China has pumped more than CNY 1,200 bn (about USD 174 bn) into their economy to stabilize the financial market. Currencies of some Asia-Pacific countries like Thailand and Australia have retreated by more than 4% against the US dollar since the beginning of the year.
The Australian dollar has hit a decade low since the global financial crisis in 2008, while Thailand has cut down on its social policy interest rate to a record low of just 1%. Nonetheless, this crisis situation must be weighed carefully before expanding the monetary policy in expectation of stimulating the national economy.
Risk of monetary uncertainty
As far as expectations of a positive effect is concerned, expanding the monetary policy as a stimulus for economic growth can hardly be considered sufficiently workable, as risk of monetary uncertainty is high. Reality is that liquidity in the financial system has been quite strong since 2019.
Since early February this year, interest rates on overnight and two-week loans have shown a tendency to decrease and remain low. There is no liquidity stress, so for what reason is there need to go for expanding the monetary policy by reducing short-term interest rates or pumping more liquidity into the economy?
What the economy needs is a decrease in the interest rates of medium and long-term loans for businesses, as the instruments of monetary policy of the State Bank of Vietnam (SBV) are mostly instruments that can cause direct effect on short-term loans. SBV needs to buy medium-term government bonds (GBs), to provide support for the economy as it did during the period after 2007-2009 during the global financial crisis. Basically SBV prints money to give loan to the government on a medium and long-term basis, just like some central banks in the world do.
In Vietnam there is no close relationship between interest rates on medium and long-term GBs and those on medium and long-term loans from SBV, as well as corporate bonds (CPs). Some businesses are short of capital due to various problems, such as real estate businesses, therefore, however low the interest on GBs, such businesses will still be short of capital. On the other hand, the rate of interest on GBs in January was a record low, between 1.8% (5-year term) and 3.8% (30-year term), which means there is not much space for intervention in this way.
So we can see that expanding monetary policies is not very likely to work. On the contrary, information about expanding monetary policies or administrative measures for compressing interest rates on bank deposits may make people rush for purchases of other alternate property, causing uncertainty in the monetary market.
Gold prices are on the increase again in international markets, and policymakers should be cautious and well aware of possible developments. If people change large amounts of cash into gold, liquidity in the financial market will be affected. Therefore, instead of reducing short-term deposit interest rates now, it is advisable to avoid such risks.
Risk of US tariff
The US has just introduced some new regulations allowing the Trump Administration to impose certain taxes on countries that keep their currency low. According to the new regulations, US companies may submit documents to the US Department of Commerce (DOC) to file a complaint in which they can claim products exported to the US are being subsidized through low value of the currency by the exporters. This new regulation provides DOC with more flexible measures for raising tariffs.

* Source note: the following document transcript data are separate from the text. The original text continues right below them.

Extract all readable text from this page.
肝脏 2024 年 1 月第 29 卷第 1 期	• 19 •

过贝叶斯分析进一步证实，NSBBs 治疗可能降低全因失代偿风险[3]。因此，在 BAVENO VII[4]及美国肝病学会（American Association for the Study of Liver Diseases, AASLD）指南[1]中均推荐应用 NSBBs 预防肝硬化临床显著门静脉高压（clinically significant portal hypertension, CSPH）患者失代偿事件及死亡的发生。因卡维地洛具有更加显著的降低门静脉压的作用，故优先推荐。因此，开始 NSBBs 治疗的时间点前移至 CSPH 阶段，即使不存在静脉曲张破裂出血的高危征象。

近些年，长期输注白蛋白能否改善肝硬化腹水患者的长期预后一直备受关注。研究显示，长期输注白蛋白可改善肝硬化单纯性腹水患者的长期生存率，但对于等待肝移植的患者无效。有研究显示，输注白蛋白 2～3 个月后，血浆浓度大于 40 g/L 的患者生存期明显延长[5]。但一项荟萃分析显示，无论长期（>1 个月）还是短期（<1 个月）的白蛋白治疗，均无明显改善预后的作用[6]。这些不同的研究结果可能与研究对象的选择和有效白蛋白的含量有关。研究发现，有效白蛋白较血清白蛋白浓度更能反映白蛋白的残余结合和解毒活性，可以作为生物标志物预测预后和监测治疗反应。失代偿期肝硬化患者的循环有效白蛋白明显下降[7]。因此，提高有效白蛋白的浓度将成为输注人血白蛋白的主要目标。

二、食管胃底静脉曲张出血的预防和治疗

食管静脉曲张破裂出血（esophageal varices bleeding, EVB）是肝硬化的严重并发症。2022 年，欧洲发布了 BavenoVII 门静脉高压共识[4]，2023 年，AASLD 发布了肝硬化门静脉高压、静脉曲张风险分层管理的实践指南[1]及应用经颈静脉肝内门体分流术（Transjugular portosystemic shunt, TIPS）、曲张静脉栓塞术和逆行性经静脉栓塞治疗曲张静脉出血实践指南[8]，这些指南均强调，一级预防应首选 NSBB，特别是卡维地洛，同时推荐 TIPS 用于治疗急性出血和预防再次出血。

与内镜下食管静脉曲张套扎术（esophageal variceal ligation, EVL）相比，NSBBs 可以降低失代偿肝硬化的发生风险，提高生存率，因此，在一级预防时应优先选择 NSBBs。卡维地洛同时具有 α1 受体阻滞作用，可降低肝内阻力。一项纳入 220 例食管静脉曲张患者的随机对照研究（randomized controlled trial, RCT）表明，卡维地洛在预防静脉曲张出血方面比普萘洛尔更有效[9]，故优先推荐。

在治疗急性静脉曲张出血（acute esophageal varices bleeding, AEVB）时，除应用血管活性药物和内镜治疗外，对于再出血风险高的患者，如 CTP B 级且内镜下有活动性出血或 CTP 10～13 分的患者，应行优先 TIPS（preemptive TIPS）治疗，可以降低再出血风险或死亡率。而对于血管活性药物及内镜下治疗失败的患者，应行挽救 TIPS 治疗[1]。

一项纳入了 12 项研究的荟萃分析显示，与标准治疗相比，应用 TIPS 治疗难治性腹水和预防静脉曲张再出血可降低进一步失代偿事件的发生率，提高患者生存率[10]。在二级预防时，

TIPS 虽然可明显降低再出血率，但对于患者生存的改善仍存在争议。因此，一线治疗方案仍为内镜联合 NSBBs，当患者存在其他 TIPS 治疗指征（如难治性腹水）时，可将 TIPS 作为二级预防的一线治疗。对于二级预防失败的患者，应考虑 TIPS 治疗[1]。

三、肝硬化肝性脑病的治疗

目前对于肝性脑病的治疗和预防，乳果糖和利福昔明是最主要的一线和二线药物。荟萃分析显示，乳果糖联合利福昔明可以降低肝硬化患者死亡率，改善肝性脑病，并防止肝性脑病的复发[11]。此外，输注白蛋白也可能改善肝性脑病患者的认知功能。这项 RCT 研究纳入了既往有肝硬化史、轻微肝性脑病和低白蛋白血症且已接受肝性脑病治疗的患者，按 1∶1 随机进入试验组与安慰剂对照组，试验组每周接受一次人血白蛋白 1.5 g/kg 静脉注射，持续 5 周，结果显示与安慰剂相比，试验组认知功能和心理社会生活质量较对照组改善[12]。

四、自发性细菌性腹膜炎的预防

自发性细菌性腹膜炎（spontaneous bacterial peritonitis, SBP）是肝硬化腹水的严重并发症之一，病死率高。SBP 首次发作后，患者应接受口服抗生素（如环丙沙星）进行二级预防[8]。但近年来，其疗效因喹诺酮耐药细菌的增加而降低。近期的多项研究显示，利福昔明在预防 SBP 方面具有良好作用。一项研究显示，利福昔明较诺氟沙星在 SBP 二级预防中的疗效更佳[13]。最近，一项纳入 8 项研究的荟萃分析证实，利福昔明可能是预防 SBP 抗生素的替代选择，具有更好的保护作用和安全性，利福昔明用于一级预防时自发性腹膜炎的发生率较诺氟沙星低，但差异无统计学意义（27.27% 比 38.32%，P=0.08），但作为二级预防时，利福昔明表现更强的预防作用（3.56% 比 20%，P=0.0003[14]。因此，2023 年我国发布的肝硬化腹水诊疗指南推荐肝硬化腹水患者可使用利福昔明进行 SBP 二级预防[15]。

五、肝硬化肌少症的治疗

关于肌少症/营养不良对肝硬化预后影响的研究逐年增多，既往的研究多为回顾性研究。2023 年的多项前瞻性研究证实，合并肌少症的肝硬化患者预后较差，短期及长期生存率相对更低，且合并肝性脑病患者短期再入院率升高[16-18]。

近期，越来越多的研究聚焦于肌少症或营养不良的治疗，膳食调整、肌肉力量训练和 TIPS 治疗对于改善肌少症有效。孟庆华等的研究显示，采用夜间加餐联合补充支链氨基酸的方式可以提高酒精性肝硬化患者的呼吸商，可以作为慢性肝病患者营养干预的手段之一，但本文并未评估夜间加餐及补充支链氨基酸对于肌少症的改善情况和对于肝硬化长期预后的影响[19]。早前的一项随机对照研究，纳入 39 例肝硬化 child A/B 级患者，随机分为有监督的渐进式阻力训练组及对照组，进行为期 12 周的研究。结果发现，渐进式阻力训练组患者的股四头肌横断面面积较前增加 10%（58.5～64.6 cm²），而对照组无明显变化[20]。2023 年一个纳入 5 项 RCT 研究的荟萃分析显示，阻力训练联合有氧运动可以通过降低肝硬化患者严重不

Vietnam happens to be on this list of countries. If Vietnam tries to expand the monetary policy in an effort to reduce the value of the Vietnamese dong, and directly or indirectly provides support to Vietnamese exporters, Vietnamese companies will probably face higher tariffs in accordance with the new US regulation. Therefore, any thoughtless action may lead to more disadvantages than advantages.
Alternate instrument: fiscal policy
The effects of the Covid-19 epidemic may be somewhat alleviated through support in terms of taxes and an increase in public spending. More specifically, businesses may receive part of their corporate taxes they paid last year and pay lower amount of social security insurance premium due to the epidemic. On the other hand, it is essential to have a stimulus package in the form of public spending for improvement of infrastructure and accelerate disbursement of funds for major infrastructure projects to create more jobs and reduce logistic costs, which are among the highest in the region.
A preferential credit package may also help. What needs pondering is how to avoid disbursement to wrong businesses. These measures certainly require bigger budget deficits than planned and increase in loans. During an epidemic, however, it is vital to increase spending and provide loans to prevent the collapse of businesses, especially small and medium-size businesses.
In fact, in the context of such an epidemic, doing away with unnecessary paper work and eradicating red tape can help businesses cut down on unnecessary expenses. However, it is very hard to take this measure because of a rigid administrative system when economic growth is still good.
The present situation does give us an opportunity to make the economy freer and flexible. These are things that would bring about real long-term benefits, rather than short-term expansion of monetary policies.